Information is created by analyzing the relationships and relationships between pieces of data as a result of answering the questions: Who? What? Where? How many? When? Why?
Knowledge is the most difficult concept to define; it is obtained as a result of the synthesis of the received information and the human mind.
Deep understanding (wisdom?) serves as the basis for acceptance
decisions
The DIKW model has been the basis for research in what is known as Knowledge Management (KM) for several decades. It is generally accepted that KM studies the processes of creating, preserving, distributing and applying the basic elements of intellectual capital necessary for the operation of an organization, allowing the transformation of intellectual assets into means to increase productivity and efficiency.
By means of KM, it was not possible to obtain tangible results and go beyond general reasoning by creating appropriate tools. KM has been and remains an area of interest for a very limited community of scientists. The failure of KM is due to several reasons - the fact that the desire to manage knowledge was ahead of its time, and the fact that the need to work with knowledge has not yet formed. But most importantly, level D from the DIKW model was out of sight of KM.

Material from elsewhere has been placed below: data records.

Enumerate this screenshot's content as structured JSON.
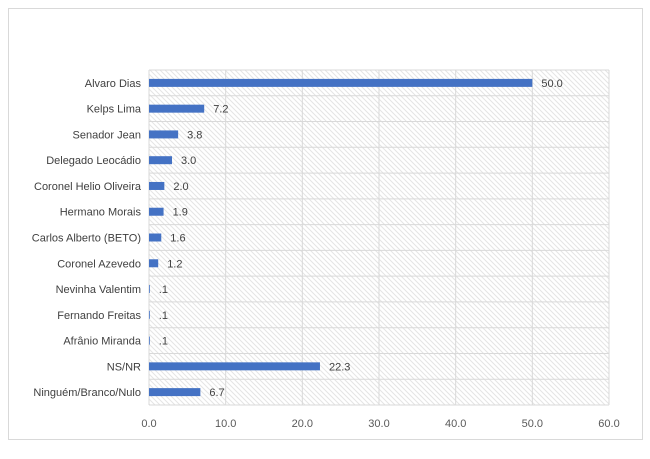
{
  "chart_data": {
    "type": "bar",
    "orientation": "horizontal",
    "categories": [
      "Alvaro Dias",
      "Kelps Lima",
      "Senador Jean",
      "Delegado Leocádio",
      "Coronel Helio Oliveira",
      "Hermano Morais",
      "Carlos Alberto (BETO)",
      "Coronel Azevedo",
      "Nevinha Valentim",
      "Fernando Freitas",
      "Afrânio Miranda",
      "NS/NR",
      "Ninguém/Branco/Nulo"
    ],
    "values": [
      50.0,
      7.2,
      3.8,
      3.0,
      2.0,
      1.9,
      1.6,
      1.2,
      0.1,
      0.1,
      0.1,
      22.3,
      6.7
    ],
    "value_labels": [
      "50.0",
      "7.2",
      "3.8",
      "3.0",
      "2.0",
      "1.9",
      "1.6",
      "1.2",
      ".1",
      ".1",
      ".1",
      "22.3",
      "6.7"
    ],
    "x_ticks": [
      "0.0",
      "10.0",
      "20.0",
      "30.0",
      "40.0",
      "50.0",
      "60.0"
    ],
    "xlim": [
      0,
      60
    ],
    "title": "",
    "xlabel": "",
    "ylabel": "",
    "grid": true,
    "legend": "none",
    "colors": {
      "bar": "#4472c4",
      "grid": "#d9d9d9",
      "hatch": "#e4e4e4"
    }
  }
}
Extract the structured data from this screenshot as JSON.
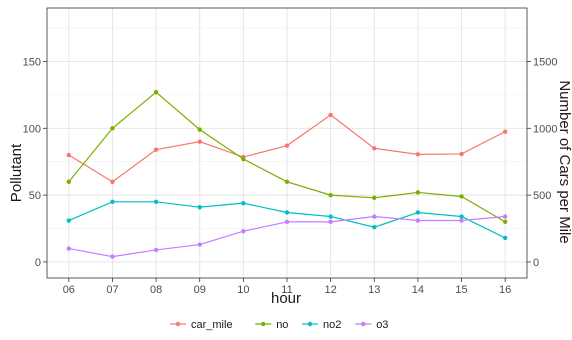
{
  "chart_data": {
    "type": "line",
    "xlabel": "hour",
    "ylabel": "Pollutant",
    "y2label": "Number of Cars per Mile",
    "categories": [
      "06",
      "07",
      "08",
      "09",
      "10",
      "11",
      "12",
      "13",
      "14",
      "15",
      "16"
    ],
    "ylim": [
      -12,
      190
    ],
    "y_ticks": [
      0,
      50,
      100,
      150
    ],
    "y2_ticks": [
      0,
      500,
      1000,
      1500
    ],
    "y2_scale": 10,
    "grid": true,
    "legend_position": "bottom",
    "series": [
      {
        "name": "car_mile",
        "axis": "right",
        "color": "#F8766D",
        "values": [
          800,
          600,
          840,
          900,
          785,
          870,
          1100,
          850,
          805,
          808,
          975
        ]
      },
      {
        "name": "no",
        "axis": "left",
        "color": "#7CAE00",
        "values": [
          60,
          100,
          127,
          99,
          77,
          60,
          50,
          48,
          52,
          49,
          30
        ]
      },
      {
        "name": "no2",
        "axis": "left",
        "color": "#00BFC4",
        "values": [
          31,
          45,
          45,
          41,
          44,
          37,
          34,
          26,
          37,
          34,
          18
        ]
      },
      {
        "name": "o3",
        "axis": "left",
        "color": "#C77CFF",
        "values": [
          10,
          4,
          9,
          13,
          23,
          30,
          30,
          34,
          31,
          31,
          34
        ]
      }
    ]
  }
}
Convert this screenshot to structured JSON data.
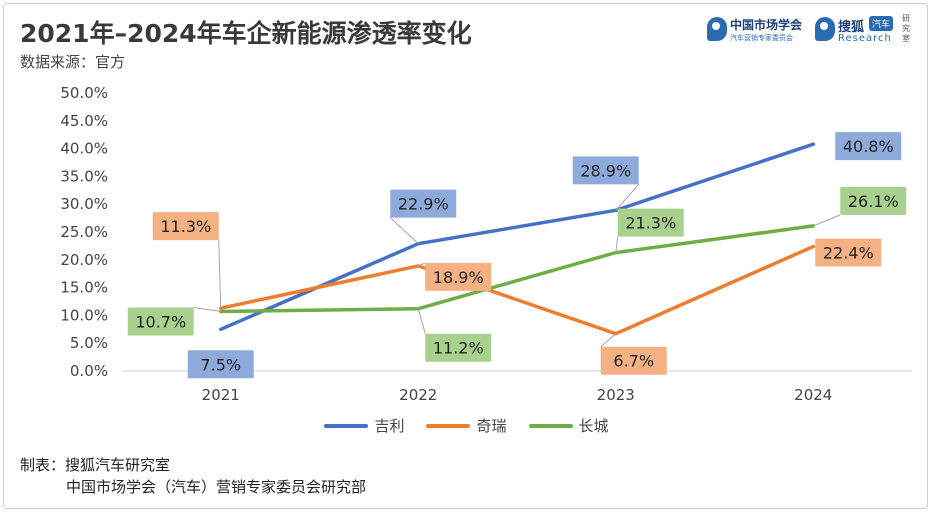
{
  "title": "2021年–2024年车企新能源渗透率变化",
  "source": "数据来源：官方",
  "logos": {
    "logo_a_name": "中国市场学会",
    "logo_a_sub": "汽车营销专家委员会",
    "logo_b_name": "搜狐",
    "logo_b_tag": "汽车",
    "logo_b_sub": "Research",
    "logo_b_side": "研究室"
  },
  "footer": {
    "label": "制表：搜狐汽车研究室",
    "org": "中国市场学会（汽车）营销专家委员会研究部"
  },
  "chart_data": {
    "type": "line",
    "categories": [
      "2021",
      "2022",
      "2023",
      "2024"
    ],
    "ylim": [
      0,
      50
    ],
    "yticks": [
      "0.0%",
      "5.0%",
      "10.0%",
      "15.0%",
      "20.0%",
      "25.0%",
      "30.0%",
      "35.0%",
      "40.0%",
      "45.0%",
      "50.0%"
    ],
    "grid": false,
    "legend_position": "bottom",
    "series": [
      {
        "name": "吉利",
        "color": "#4472c4",
        "label_bg": "#8eaadb",
        "values": [
          7.5,
          22.9,
          28.9,
          40.8
        ],
        "labels": [
          "7.5%",
          "22.9%",
          "28.9%",
          "40.8%"
        ]
      },
      {
        "name": "奇瑞",
        "color": "#ed7d31",
        "label_bg": "#f4b183",
        "values": [
          11.3,
          18.9,
          6.7,
          22.4
        ],
        "labels": [
          "11.3%",
          "18.9%",
          "6.7%",
          "22.4%"
        ]
      },
      {
        "name": "长城",
        "color": "#70ad47",
        "label_bg": "#a9d18e",
        "values": [
          10.7,
          11.2,
          21.3,
          26.1
        ],
        "labels": [
          "10.7%",
          "11.2%",
          "21.3%",
          "26.1%"
        ]
      }
    ]
  }
}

However, it does not follow from the failure of KM that there is no such problem as automating the extraction of knowledge from data. As they say, “a holy place is never empty”, and in the second decade of the 21st century, the place of KM was taken by a new direction, which received the not very successful name of Data Science. The role and place of Data Science in the knowledge accumulation system are shown in the figure below. For millennia, people have observed the world around them using various tools and recorded knowledge in an accessible form. Today, the process is divided into the accumulation of data and the analysis of this data. A vivid example is modern astronomy or geophysics, where observation with data accumulation and subsequent analysis of these data are independent tasks.